Eén zaak lijkt me zeker: wij beleven niet de symptomen van het einde van de wereld, maar van het einde van een wereld. Het einde van de traditionele wereld veel ouder dan ik zojuist beschreven heb met al het begrippenkader dat ermede geassocieerd was, maar ook het einde van de ultra-individualistische en consumentistische wereld die erop gevolgd is en in dewelke wij nog ondergedompeld zijn, een wereld die zoveel tekenen
van uitputting vertoont en de echte grenzen voor een waarachtige vooruitgang van de mens en de samenlevingen aangeeft.

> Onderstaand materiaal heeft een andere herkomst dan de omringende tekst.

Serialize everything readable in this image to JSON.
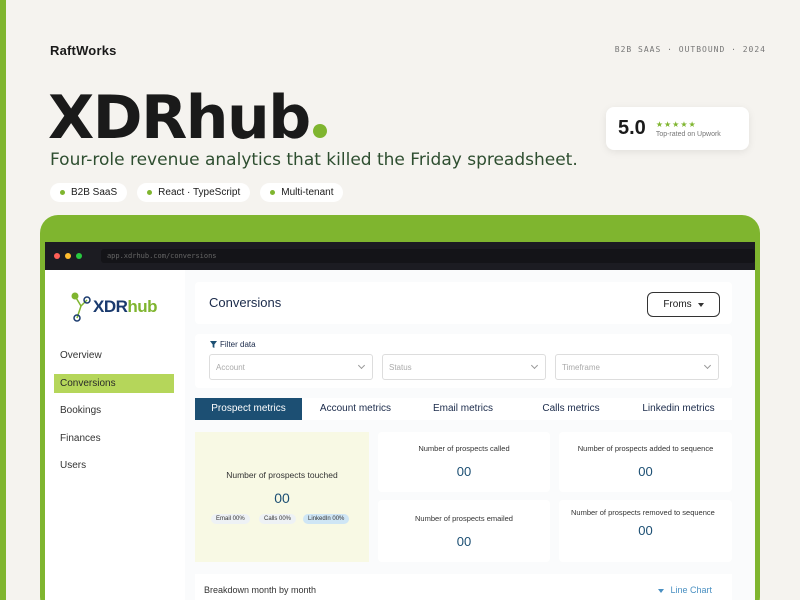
{
  "brand": "RaftWorks",
  "meta": "B2B SAAS · OUTBOUND · 2024",
  "hero": {
    "title": "XDRhub",
    "tagline": "Four-role revenue analytics that killed the Friday spreadsheet."
  },
  "chips": [
    "B2B SaaS",
    "React · TypeScript",
    "Multi-tenant"
  ],
  "rating": {
    "score": "5.0",
    "stars": "★★★★★",
    "label": "Top-rated on Upwork"
  },
  "colors": {
    "accent": "#7fb52f",
    "nav_active": "#b5d65a",
    "tab_active": "#1c4f73"
  },
  "window": {
    "url": "app.xdrhub.com/conversions"
  },
  "sidebar": {
    "logo": {
      "prefix": "XDR",
      "suffix": "hub"
    },
    "items": [
      {
        "label": "Overview",
        "active": false
      },
      {
        "label": "Conversions",
        "active": true
      },
      {
        "label": "Bookings",
        "active": false
      },
      {
        "label": "Finances",
        "active": false
      },
      {
        "label": "Users",
        "active": false
      }
    ]
  },
  "header": {
    "title": "Conversions",
    "dropdown": "Froms"
  },
  "filters": {
    "label": "Filter data",
    "selects": [
      {
        "placeholder": "Account"
      },
      {
        "placeholder": "Status"
      },
      {
        "placeholder": "Timeframe"
      }
    ]
  },
  "tabs": [
    {
      "label": "Prospect metrics",
      "active": true
    },
    {
      "label": "Account metrics",
      "active": false
    },
    {
      "label": "Email metrics",
      "active": false
    },
    {
      "label": "Calls metrics",
      "active": false
    },
    {
      "label": "Linkedin metrics",
      "active": false
    }
  ],
  "metrics": {
    "touched": {
      "label": "Number of prospects touched",
      "value": "00",
      "breakdown": [
        {
          "label": "Email 00%"
        },
        {
          "label": "Calls 00%"
        },
        {
          "label": "LinkedIn 00%"
        }
      ]
    },
    "called": {
      "label": "Number of prospects called",
      "value": "00"
    },
    "added": {
      "label": "Number of prospects added to sequence",
      "value": "00"
    },
    "emailed": {
      "label": "Number of prospects emailed",
      "value": "00"
    },
    "removed": {
      "label": "Number of prospects removed to sequence",
      "value": "00"
    }
  },
  "breakdown": {
    "label": "Breakdown month by month",
    "chart_type": "Line Chart"
  }
}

Bergson zei dat wij nood zouden hebben aan een ‘aanvulling van de ziel’ om het hoofd te bieden aan nieuwe uitdagingen. In deze diepe crisis kunnen wij inderdaad niet alleen een serie van aangekondigde ecologische, economische en sociale catastrofen zien, maar ook de mogelijkheid van een sprong, van een humanistische en spirituele vernieuwing, door een ontwaken van het bewustzijn en een verscherpt gevoel van de individuele en collectieve verantwoordelijkheid.

Frédéric Lenoir
Frédéric Lenoir studeerde filosofie aan de universiteit van Fribourg en promoveerde aan de Ecole des Hautes Etudes Sociales (EHSS) te Parijs met een proefschrift op het Boeddhisme in het Westen. Van beslissende invloed voor zijn intellectuele en spirituele weg was het contact met de filosofen Emmanuel Lévinas en Edgar Morin. Achtereenvolgens was hij directeur van collecties bij de uitgeverij Fayard en onderzoeker aan het EHSS te Parijs met bijzondere aandacht voor de multidisciplinaire benadering van religiositeit. Gepassioneerd door ecologische vraagstukken publiceerde hij in 2003 een bundel interviews onder de titel Mal de Terre. Verder schreef hij romans, toneelwerk en vooral essays waaronder Comment Jésus est devenu dieu en Petit traité de vie intérieure. Sedert 2004 heeft hij de directie van het tweemaandelijkse magazine Le Monde des Religions dat een brede gedeconfessionaliseerde en culturele benadering van het religieuze voorop stelt. Voorts is hij producer en
presentator van het wekelijkse programma Les Racines du Ciel op France Culture.